Representation of a male Australopithecus sediba based on remains found in Malapa, South Africa. (Neanderthal-Museum, Mettmann/CC BY-SA 4.0)

By Martin M Barillas

Fossils recently discovered in South Africa offer a more complete picture of how ancient relatives of human beings walked — and climbed.

Scientists from institutions around the world have published a study in the open access journal e-Life on the 2-million-year-old lumbar and other vertebrae fossils of a female Australopithecus sediba that once lived in what is now Malapa, South Africa.

Found in 2015, these fossils join vertebrae discovered in 2008 to form one of the most complete lower-back assemblies ever discovered among early hominins.

Near Johannesburg, Malapa is where paleontologist Lee Berger of the University of Witwatersrand discovered the first remains of A. sediba. The specimen was first described in 2010 and was named “Issa,” meaning “protector” in Swahili.

A life-size reconstruction of Australopithecus sediba commissioned by the University of Michigan Museum of Natural History. (Sculptor Elisabeth Daynes, Photographer S. Entres-Sangle)

The newly discovered fossils were found in cement-like breccia rock. Scientists scanned the delicate bones with a micro-CT scanner to avoid damaging them. Once the vertebrae were prepared virtually, they were matched with the previously discovered fossils, which they fit perfectly. The researchers found that A. sediba, like modern humans, had only five lumbar vertebrae.

“The lumbar region is critical to understanding the nature of bipedalism in our earliest ancestors and to understanding how well adapted they were to walking on two legs,” said evolutionary morphologist and paleoanthropologist Scott Williams, lead author of the study.

Finding associated lumbar vertebrae is extraordinarily rare, he said, adding that there are “really only three comparable lower spines … known from the whole of the early African record.”

The Australopithecus sediba silhouette shows the placement of the newly found vertebrae along with other skeletal remains from the species. The enlarged detail (a photograph of the fossils in articulation on the left; micro-computed tomography models on the right) shows the newly discovered fossils in color on the right between previously known elements in gray. (University of Witwatersrand)

With the addition of the new find, Issa is now one of just two early hominid skeletons with both a relatively complete lower spine and teeth from the same individual, allowing scientists to precisely identify the species.

“While Issa was already one of the most complete skeletons of an ancient hominin ever discovered, these vertebrae practically complete the lower back and make Issa’s lumbar region a contender for not only the best-preserved hominin lower back ever discovered but also probably the best preserved,” said co-author Berger.

Previous studies by other researchers theorized that A. sediba would have had a relatively straight backbone, without the curvature, or lordosis, that humans have. Lordosis is characteristic of being able to walk erect on two feet. Human beings are the only living descendants of Australopithecine hominins.

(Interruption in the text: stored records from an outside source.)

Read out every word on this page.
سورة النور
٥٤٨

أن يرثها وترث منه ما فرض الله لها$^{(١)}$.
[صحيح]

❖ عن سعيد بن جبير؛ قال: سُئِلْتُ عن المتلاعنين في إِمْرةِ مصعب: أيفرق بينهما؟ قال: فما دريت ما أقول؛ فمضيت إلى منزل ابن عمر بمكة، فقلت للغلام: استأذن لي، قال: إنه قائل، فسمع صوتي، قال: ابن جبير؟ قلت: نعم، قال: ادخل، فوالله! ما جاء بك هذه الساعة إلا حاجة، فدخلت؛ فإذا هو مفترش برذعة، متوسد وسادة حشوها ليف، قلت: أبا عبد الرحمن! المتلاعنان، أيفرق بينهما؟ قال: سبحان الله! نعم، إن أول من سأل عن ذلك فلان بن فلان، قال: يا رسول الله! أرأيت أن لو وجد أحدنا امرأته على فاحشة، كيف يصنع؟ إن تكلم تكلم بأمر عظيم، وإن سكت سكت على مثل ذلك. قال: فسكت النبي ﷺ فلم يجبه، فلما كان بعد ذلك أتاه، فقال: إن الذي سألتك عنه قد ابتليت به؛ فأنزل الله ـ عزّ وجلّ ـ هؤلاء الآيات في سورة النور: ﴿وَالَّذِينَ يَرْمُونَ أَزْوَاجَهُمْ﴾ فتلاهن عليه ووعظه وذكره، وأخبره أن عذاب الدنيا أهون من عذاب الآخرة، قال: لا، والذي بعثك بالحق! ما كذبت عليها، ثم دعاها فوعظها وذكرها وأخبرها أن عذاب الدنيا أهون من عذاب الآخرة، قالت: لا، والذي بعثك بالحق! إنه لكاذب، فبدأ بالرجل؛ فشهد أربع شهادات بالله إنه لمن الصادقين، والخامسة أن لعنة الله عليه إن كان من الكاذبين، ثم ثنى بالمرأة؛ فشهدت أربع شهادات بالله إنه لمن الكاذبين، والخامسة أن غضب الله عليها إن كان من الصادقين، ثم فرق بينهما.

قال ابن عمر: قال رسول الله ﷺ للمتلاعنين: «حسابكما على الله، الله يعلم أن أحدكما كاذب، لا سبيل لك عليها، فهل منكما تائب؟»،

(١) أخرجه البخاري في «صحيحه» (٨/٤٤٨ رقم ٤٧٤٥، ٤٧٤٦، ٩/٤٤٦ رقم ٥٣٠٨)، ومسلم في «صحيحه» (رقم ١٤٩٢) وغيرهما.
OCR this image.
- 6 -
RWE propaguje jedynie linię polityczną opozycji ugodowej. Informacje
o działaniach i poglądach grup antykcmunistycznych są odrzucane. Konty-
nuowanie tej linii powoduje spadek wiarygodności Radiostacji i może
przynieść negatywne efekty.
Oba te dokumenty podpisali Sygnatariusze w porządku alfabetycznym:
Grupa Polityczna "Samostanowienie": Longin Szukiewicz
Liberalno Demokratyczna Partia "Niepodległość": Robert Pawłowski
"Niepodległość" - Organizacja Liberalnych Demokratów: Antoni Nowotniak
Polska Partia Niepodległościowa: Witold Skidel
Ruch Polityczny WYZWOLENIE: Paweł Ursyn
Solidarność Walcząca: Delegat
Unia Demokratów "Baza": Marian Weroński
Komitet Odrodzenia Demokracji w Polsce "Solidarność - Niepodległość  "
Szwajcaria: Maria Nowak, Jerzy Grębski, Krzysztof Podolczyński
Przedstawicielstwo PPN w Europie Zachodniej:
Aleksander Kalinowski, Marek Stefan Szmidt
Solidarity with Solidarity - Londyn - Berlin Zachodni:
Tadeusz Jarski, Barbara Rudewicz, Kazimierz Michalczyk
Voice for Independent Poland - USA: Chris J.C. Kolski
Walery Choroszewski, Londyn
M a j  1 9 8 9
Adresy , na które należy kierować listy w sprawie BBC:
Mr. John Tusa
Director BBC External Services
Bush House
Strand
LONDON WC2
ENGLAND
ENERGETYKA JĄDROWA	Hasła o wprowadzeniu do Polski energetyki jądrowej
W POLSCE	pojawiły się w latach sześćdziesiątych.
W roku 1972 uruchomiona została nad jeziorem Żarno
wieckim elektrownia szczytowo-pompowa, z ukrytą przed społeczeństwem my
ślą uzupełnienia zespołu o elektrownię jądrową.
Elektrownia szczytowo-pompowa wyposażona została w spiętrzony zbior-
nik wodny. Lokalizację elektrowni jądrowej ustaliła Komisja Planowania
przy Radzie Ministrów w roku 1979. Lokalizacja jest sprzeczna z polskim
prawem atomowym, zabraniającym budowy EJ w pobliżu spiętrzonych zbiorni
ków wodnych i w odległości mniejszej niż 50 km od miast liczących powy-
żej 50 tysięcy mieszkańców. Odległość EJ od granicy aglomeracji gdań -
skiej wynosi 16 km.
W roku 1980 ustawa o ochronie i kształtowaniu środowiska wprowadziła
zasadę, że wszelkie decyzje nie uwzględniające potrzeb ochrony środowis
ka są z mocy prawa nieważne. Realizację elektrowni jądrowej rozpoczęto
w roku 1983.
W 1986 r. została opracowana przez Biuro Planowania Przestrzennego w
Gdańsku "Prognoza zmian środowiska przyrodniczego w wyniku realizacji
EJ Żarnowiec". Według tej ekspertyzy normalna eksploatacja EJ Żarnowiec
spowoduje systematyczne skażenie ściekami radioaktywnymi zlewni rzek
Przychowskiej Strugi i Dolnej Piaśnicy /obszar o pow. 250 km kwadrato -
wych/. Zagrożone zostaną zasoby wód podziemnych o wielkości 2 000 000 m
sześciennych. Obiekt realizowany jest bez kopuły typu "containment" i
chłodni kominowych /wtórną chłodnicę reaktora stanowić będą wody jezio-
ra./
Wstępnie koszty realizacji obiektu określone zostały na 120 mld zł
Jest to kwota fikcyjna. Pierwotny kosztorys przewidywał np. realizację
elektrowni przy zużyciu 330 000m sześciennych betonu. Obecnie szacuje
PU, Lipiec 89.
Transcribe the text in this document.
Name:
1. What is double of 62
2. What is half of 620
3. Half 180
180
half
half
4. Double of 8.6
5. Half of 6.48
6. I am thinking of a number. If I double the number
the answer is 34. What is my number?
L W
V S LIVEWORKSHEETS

The Australopithecus sediba is considered by scientists to be a transitional species that could walk on two legs and still climb trees. The position of the newly found vertebrae (in color) are pictured here within its silhouette alongside other skeletal remains discovered previously. (University of Witwatersrand and NYU)

The new study shows, however, that A. sediba’s lordosis was much more pronounced than related australopithecines so far described. The curvature in A. sediba is exceeded only by the spine in a Homo erectus specimen from 1.6 million years ago and in some modern humans.

Even though the spinal curvature and other features show A. sediba walked on two legs, other features suggest a powerful trunk musculature, which would allow it to freely climb trees, the researchers said.

The study adds to previous work showing A. sediba was transitional between the bipedalism of humans and the climbing adaptations of other hominins. The spine, according to the researchers, demonstrates how combinations of traits persisted among humanity’s ancient forebears.